Birju Ram se souvient bien des crues du 18 août 2017 qui ont emporté sa maison, dans le district de Purnia, dans le nord de l’État de Bihar. En plus de sa maison, il a également perdu son bétail et tous ses biens. « C’était une période difficile. Tout est arrivé d’un seul coup, et les inondations, particulièrement destructrices, ont laissé un véritable chaos derrière elles. » Ce travailleur précaire et père de trois enfants doit également prendre soin de sa mère malade. Il confie qu’avant l’intervention de Caritas, il ne savait plus quoi faire. Le groupe a également organisé des examens médicaux réguliers, et les a « formés sur ce qu’il faut faire ou non durant une catastrophe naturelle », explique Birju. Ce dernier a participé à huit sessions de formation. « Ils m’ont aidé à comprendre ce que je devais faire dans le cas où les évènements de 2017 se répéteraient. »
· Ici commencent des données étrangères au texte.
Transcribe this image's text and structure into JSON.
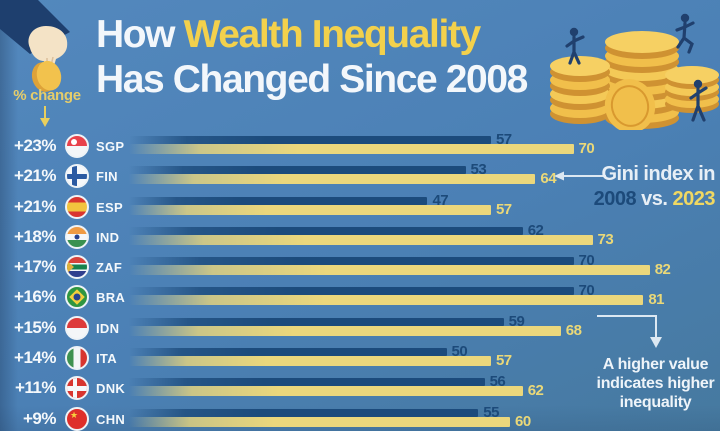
{
  "header": {
    "title_prefix": "How ",
    "title_highlight": "Wealth Inequality",
    "title_line2": "Has Changed Since 2008",
    "pct_change_label": "% change"
  },
  "annotations": {
    "gini": {
      "line1": "Gini index in",
      "year_old": "2008",
      "vs": " vs. ",
      "year_new": "2023"
    },
    "higher_value": {
      "lines": [
        "A higher value",
        "indicates higher",
        "inequality"
      ]
    }
  },
  "icons": {
    "hand_coin": "hand-dropping-coin",
    "coin_stacks": "coin-stacks-with-people",
    "pct_arrow": "down-arrow",
    "gini_arrow": "left-arrow",
    "elbow_arrow": "elbow-down-arrow"
  },
  "chart_data": {
    "type": "bar",
    "orientation": "horizontal",
    "title": "How Wealth Inequality Has Changed Since 2008",
    "value_label": "Gini index",
    "categories": [
      "SGP",
      "FIN",
      "ESP",
      "IND",
      "ZAF",
      "BRA",
      "IDN",
      "ITA",
      "DNK",
      "CHN"
    ],
    "pct_change": [
      "+23%",
      "+21%",
      "+21%",
      "+18%",
      "+17%",
      "+16%",
      "+15%",
      "+14%",
      "+11%",
      "+9%"
    ],
    "series": [
      {
        "name": "2008",
        "color": "#1c4b7c",
        "values": [
          57,
          53,
          47,
          62,
          70,
          70,
          59,
          50,
          56,
          55
        ]
      },
      {
        "name": "2023",
        "color": "#ebd77c",
        "values": [
          70,
          64,
          57,
          73,
          82,
          81,
          68,
          57,
          62,
          60
        ]
      }
    ],
    "xlim": [
      0,
      90
    ],
    "legend_position": "right-annotation",
    "grid": false,
    "colors": {
      "background": "#4b80b5",
      "accent_yellow": "#f3d14c",
      "text_light": "#f3f7fb",
      "value_2008_text": "#1c4a7a",
      "value_2023_text": "#ead878"
    }
  }
}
Les risques de l’industrialisation accélérée

Ali Mohammad Sofi a participé à des cours similaires dans l’État de Jammu et Cachemire qui a subi, en 2014, d’importantes inondations qui ont tué au moins 270 personnes et touché près de 2 500 villages. Ali confie qu’il participe à ces formations depuis plus d’un an, et qu’il a été « formé afin de protéger des vies en cas d’inondations ou de tremblements de terre ». « Ils nous ont dit de vérifier que nous disposons toujours d’un approvisionnement suffisant en eau, en médicaments et en éclairages de secours, et qu’il ne fallait pas paniquer », ajoute-t-il. « Des sessions de formation sont organisées sans cesse dans les villages » qui ont subi de lourdes pertes en 2014, explique Ali.
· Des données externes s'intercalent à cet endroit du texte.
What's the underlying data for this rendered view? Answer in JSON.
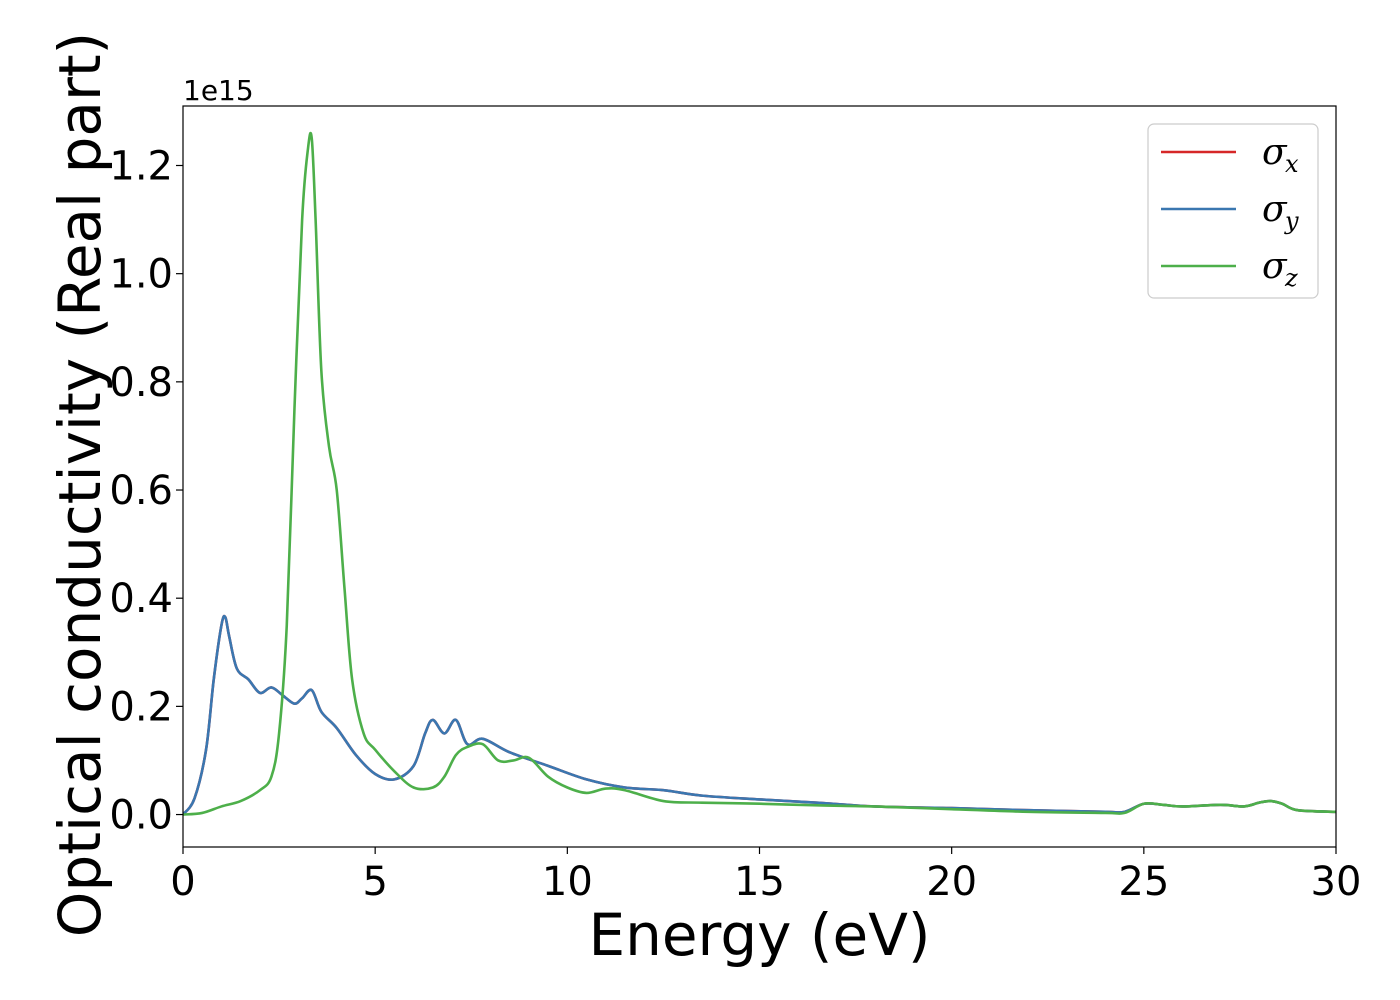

Parmi les causes principales de la hausse récente du nombre et de la gravité des catastrophes naturelles, ont compte notamment l’urbanisation accélérée. Les données du gouvernement sur le recensement de 2011 indiquent que 31 % de la population indienne vit aujourd’hui en ville, ce qui amène les régions urbaines à se développer, tandis que la population rurale diminue peu à peu. « Cela a entraîné la conversion de beaucoup de terres cultivables en chantiers de construction. Des rivières et des cours d’eau ont été détournés et des forêts détruites », affirme Sunil Dhar, un environnementaliste basé à New Delhi. « Des villages se transforment rapidement en villes ou même en métropoles, ce qui expose davantage la population aux risques liés aux catastrophes naturelles », ajoute Sunil. Un mauvais aménagement du territoire, la multiplication des chantiers de construction – souvent illégaux – et l’absence de toute évaluation des risques dans l’aménagement urbain, entraînent une bétonisation massive qui multiplie les risques, estime Alison Saldanha, principale associée du Centre Janaagraha pour la citoyenneté et la démocratie.